Reason 6: They Skipped Persistent Configuration

The exam environment reboots after time ends. If your configuration doesn't survive a reboot, the task is marked wrong. This catches more candidates than it should.

Common mistakes:

  • Using mount but not adding the entry to /etc/fstab
  • Running systemctl start without systemctl enable
  • Setting SELinux mode with setenforce but not updating /etc/selinux/config
  • Network changes that don't survive a reboot

Fix: After every task, ask yourself: will this survive a reboot? When in doubt, test it by actually rebooting your practice environment.


Reason 7: They Only Practiced Basic User Management

Exam tasks combine multiple requirements in a single task: specific UIDs, password policies, group memberships. Candidates who only practiced useradd alone get stuck when requirements stack up. A typical combined task as it appears on the exam:

Create user dave with UID 2001, secondary group developers, home directory /home/dave, password expiring in 60 days with a 5-day warning.

useradd -u 2001 -G developers -d /home/dave -m dave
chage -M 60 -W 5 dave
id dave
chage -l dave

Fix: Practice combined tasks, not just individual commands. Build scenarios that mix UID requirements, group membership, and password policy in one go.


Reason 8: They Studied the Wrong RHEL Version

The 2026 RHCSA is based on RHEL 9. Plenty of study materials still cover RHEL 7 or 8. The differences matter:

  • RHEL 9 uses nmcli for all network configuration. ifconfig is gone.
  • Stratis storage is an exam topic and wasn't in older versions
  • Firewalld syntax changed between RHEL 7 and RHEL 9
  • Module streams and Python versions differ

Fix: Verify every resource you use is specifically for RHCSA EX200 on RHEL 9. Check the official Red Hat exam objectives and match them against your materials.
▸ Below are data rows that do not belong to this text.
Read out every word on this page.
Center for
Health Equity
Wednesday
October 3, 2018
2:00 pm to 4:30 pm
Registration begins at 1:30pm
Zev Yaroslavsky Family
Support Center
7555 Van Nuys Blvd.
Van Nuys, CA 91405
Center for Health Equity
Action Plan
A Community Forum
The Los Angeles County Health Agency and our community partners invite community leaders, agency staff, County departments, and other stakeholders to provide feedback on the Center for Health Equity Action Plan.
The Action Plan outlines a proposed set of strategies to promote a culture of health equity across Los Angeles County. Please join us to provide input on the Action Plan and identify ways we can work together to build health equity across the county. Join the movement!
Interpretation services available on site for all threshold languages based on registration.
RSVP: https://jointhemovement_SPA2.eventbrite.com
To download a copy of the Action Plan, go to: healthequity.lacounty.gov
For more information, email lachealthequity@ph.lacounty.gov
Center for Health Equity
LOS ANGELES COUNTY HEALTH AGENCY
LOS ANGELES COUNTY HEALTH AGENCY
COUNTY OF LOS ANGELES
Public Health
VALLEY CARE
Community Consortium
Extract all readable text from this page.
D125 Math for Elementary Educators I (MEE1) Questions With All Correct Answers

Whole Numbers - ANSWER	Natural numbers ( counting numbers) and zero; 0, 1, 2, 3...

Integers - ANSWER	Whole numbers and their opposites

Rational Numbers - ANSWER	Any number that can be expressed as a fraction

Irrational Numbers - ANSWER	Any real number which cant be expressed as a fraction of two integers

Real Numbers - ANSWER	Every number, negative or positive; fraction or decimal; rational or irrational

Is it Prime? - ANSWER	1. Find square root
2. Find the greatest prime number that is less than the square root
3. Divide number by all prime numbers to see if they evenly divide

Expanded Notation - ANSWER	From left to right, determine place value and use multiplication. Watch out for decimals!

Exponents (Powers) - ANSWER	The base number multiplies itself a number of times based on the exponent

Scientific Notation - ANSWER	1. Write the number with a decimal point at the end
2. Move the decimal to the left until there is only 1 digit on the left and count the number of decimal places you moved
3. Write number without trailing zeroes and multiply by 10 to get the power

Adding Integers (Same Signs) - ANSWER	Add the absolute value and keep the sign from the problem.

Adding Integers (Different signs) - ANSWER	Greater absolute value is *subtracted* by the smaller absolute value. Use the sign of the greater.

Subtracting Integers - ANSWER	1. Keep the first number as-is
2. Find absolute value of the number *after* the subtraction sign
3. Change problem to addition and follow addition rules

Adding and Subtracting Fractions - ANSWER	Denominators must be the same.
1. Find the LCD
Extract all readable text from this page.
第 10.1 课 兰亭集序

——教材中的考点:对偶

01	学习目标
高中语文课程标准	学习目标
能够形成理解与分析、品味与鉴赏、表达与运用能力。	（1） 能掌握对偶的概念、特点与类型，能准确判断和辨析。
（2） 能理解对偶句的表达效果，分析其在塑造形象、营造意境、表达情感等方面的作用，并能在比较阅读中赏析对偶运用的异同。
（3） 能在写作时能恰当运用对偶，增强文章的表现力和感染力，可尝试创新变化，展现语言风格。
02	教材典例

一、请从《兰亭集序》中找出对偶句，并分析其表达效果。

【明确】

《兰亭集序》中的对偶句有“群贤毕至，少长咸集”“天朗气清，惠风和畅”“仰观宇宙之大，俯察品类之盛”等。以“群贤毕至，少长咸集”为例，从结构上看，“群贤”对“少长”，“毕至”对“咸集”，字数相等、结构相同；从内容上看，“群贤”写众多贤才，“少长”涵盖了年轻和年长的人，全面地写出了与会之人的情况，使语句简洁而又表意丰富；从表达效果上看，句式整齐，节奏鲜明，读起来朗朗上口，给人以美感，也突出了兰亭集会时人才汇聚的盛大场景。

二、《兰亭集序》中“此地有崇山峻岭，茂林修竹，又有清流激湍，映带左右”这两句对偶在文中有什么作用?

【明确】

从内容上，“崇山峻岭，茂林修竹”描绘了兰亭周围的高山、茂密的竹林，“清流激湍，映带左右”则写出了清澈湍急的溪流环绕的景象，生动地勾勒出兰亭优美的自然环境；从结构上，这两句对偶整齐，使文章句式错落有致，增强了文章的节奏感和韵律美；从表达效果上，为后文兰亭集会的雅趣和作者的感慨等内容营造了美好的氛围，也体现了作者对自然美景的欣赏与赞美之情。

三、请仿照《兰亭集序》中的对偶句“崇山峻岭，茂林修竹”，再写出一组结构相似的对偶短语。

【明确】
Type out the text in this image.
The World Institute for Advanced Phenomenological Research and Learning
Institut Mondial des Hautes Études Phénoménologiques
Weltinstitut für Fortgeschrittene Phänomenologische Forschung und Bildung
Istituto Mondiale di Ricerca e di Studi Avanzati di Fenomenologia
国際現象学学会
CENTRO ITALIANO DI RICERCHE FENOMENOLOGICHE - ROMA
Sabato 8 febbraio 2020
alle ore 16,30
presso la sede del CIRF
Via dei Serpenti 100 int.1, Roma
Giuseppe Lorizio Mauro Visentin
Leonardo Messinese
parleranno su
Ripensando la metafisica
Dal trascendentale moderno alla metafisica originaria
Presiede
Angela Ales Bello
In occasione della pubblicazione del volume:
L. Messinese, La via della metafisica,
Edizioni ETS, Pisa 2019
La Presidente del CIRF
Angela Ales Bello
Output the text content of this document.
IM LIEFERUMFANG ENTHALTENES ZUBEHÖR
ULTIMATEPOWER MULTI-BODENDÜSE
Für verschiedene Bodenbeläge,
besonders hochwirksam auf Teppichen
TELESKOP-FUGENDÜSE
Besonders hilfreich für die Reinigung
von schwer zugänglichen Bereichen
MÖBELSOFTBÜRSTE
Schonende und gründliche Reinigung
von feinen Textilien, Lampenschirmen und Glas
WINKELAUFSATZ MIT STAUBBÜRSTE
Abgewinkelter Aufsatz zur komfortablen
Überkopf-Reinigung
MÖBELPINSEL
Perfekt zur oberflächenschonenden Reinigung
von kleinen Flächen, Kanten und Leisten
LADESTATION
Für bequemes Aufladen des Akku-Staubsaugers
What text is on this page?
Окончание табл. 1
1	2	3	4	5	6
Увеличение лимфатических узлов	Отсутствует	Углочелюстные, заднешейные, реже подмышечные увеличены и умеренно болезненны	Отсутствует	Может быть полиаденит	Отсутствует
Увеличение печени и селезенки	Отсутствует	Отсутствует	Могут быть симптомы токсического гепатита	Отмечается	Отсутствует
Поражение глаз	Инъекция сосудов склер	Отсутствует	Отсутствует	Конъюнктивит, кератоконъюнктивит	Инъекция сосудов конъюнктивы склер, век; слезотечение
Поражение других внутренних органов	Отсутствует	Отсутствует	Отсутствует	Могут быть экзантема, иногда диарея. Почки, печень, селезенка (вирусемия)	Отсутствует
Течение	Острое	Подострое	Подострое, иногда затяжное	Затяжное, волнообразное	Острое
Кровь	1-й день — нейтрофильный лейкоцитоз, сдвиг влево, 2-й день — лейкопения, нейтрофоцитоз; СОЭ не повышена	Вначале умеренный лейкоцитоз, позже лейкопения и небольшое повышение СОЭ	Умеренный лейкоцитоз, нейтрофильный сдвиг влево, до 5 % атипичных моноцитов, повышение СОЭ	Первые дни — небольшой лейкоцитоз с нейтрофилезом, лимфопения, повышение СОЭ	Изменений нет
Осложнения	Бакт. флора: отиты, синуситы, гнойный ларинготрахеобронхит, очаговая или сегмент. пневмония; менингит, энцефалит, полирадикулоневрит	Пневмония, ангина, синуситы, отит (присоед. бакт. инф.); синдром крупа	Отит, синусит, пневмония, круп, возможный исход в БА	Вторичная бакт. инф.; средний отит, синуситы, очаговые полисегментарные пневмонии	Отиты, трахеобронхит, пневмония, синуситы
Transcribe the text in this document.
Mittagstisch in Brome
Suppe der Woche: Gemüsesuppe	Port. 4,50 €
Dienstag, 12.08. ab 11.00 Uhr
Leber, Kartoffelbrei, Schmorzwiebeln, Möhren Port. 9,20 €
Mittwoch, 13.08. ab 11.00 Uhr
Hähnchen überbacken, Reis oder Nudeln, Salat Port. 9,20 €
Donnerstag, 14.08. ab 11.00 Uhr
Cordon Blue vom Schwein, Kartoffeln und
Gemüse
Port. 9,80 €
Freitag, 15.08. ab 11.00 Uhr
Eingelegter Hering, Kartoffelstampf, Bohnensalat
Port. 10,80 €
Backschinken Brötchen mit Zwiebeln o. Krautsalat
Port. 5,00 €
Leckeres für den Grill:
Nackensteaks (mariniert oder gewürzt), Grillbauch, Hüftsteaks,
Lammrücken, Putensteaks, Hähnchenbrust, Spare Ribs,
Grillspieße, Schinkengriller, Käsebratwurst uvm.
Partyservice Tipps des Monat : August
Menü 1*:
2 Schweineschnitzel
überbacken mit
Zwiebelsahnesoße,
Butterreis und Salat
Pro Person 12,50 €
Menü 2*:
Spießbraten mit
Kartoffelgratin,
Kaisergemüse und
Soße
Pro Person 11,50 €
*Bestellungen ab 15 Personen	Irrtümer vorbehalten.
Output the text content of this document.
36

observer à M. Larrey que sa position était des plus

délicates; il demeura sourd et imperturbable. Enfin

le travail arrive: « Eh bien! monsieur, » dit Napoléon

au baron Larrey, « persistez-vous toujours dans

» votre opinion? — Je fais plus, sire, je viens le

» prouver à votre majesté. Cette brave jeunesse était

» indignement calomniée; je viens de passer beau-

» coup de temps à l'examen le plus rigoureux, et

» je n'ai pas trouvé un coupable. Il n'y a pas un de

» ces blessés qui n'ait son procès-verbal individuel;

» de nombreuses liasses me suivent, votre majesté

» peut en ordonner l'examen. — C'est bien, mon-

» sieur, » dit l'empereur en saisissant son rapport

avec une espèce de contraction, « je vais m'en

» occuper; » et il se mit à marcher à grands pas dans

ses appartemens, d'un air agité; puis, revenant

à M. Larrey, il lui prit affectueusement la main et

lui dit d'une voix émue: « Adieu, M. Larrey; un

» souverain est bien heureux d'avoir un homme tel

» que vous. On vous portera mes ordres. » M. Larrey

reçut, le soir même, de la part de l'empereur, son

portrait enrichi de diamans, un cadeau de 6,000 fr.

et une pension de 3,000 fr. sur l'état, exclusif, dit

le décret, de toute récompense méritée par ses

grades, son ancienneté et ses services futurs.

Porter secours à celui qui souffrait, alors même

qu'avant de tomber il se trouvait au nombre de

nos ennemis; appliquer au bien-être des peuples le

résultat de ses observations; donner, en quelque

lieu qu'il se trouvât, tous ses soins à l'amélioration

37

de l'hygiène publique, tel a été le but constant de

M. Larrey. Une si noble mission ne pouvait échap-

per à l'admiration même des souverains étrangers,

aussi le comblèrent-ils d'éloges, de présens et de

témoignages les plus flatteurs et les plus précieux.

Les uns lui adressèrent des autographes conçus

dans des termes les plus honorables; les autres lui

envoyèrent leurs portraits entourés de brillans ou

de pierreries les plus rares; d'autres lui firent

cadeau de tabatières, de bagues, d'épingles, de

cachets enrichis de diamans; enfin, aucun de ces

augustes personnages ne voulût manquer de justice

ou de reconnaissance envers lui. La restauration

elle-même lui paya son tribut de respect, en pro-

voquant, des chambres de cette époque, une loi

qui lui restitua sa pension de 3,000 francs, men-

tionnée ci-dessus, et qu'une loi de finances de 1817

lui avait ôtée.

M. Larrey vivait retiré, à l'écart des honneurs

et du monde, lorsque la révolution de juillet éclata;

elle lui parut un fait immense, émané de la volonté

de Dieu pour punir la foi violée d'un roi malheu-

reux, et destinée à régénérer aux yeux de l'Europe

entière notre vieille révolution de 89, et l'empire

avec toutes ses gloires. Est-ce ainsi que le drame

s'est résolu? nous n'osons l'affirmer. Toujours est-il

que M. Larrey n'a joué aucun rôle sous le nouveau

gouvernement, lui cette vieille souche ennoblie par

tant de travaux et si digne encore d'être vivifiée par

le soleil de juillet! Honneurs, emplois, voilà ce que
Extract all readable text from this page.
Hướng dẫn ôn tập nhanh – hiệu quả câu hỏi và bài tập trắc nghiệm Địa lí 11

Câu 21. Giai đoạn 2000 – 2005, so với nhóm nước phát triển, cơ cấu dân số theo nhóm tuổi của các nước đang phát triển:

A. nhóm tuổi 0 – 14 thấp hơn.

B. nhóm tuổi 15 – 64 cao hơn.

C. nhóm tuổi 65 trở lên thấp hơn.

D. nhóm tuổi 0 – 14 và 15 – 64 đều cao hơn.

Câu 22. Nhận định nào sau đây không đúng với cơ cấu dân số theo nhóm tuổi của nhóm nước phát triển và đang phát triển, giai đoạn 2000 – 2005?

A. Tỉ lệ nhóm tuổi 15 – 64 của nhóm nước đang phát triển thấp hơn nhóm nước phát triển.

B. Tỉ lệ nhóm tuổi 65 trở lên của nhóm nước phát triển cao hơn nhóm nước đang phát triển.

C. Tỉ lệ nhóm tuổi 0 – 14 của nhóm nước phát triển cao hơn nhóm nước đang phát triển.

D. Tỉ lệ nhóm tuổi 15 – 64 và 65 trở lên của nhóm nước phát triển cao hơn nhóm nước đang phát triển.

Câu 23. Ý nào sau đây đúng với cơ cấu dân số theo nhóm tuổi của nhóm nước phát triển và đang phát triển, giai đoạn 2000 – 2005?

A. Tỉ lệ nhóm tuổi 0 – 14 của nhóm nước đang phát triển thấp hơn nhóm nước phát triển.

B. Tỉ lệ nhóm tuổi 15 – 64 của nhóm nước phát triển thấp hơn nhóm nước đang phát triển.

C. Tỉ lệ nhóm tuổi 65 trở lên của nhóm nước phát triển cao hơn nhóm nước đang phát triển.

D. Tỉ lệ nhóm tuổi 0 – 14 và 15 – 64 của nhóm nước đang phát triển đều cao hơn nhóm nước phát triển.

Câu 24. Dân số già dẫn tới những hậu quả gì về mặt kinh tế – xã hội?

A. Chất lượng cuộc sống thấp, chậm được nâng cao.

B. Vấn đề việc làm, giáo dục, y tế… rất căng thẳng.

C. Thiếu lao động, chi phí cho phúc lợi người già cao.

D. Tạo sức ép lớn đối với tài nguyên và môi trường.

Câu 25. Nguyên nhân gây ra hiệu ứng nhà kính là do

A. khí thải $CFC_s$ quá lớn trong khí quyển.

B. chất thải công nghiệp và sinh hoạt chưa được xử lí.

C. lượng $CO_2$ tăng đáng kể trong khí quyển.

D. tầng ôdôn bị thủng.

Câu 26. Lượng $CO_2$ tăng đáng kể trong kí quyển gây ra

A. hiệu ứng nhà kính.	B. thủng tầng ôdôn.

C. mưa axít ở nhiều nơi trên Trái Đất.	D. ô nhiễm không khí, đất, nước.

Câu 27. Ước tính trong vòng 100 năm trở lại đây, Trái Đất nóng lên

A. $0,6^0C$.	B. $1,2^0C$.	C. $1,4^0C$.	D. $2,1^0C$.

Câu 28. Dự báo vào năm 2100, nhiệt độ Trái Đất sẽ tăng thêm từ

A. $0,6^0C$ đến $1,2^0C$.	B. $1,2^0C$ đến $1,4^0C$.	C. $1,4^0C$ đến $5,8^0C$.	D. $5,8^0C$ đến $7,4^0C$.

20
The Preparation Plan That Works

  • Weeks 1 to 2: Cover every exam topic once. For each topic, read first, then immediately practice on a real system. Don't move on until you can complete the task without notes.
  • Weeks 3 to 4: Repeat every topic, faster. Spend extra time on SELinux and storage. Start timing your sessions.
  • Final week: Full exam simulations. 2.5 hours, 15 tasks, timed. At least 3 full runs. Drill anything you couldn't complete cleanly.
  • Day before: No cramming. Light review only. The work is already done.

Conclusion

Failing the RHCSA is fixable. The exam doesn't reward the most knowledgeable candidate, it rewards the one who practiced the right things the right way. Persistent configuration, SELinux, storage, and timed practice are where most marks are lost and where your retake preparation should begin. Diagnose your failure honestly, target your weak areas, run timed simulations until you pass them consistently, then rebook. That's the process that works.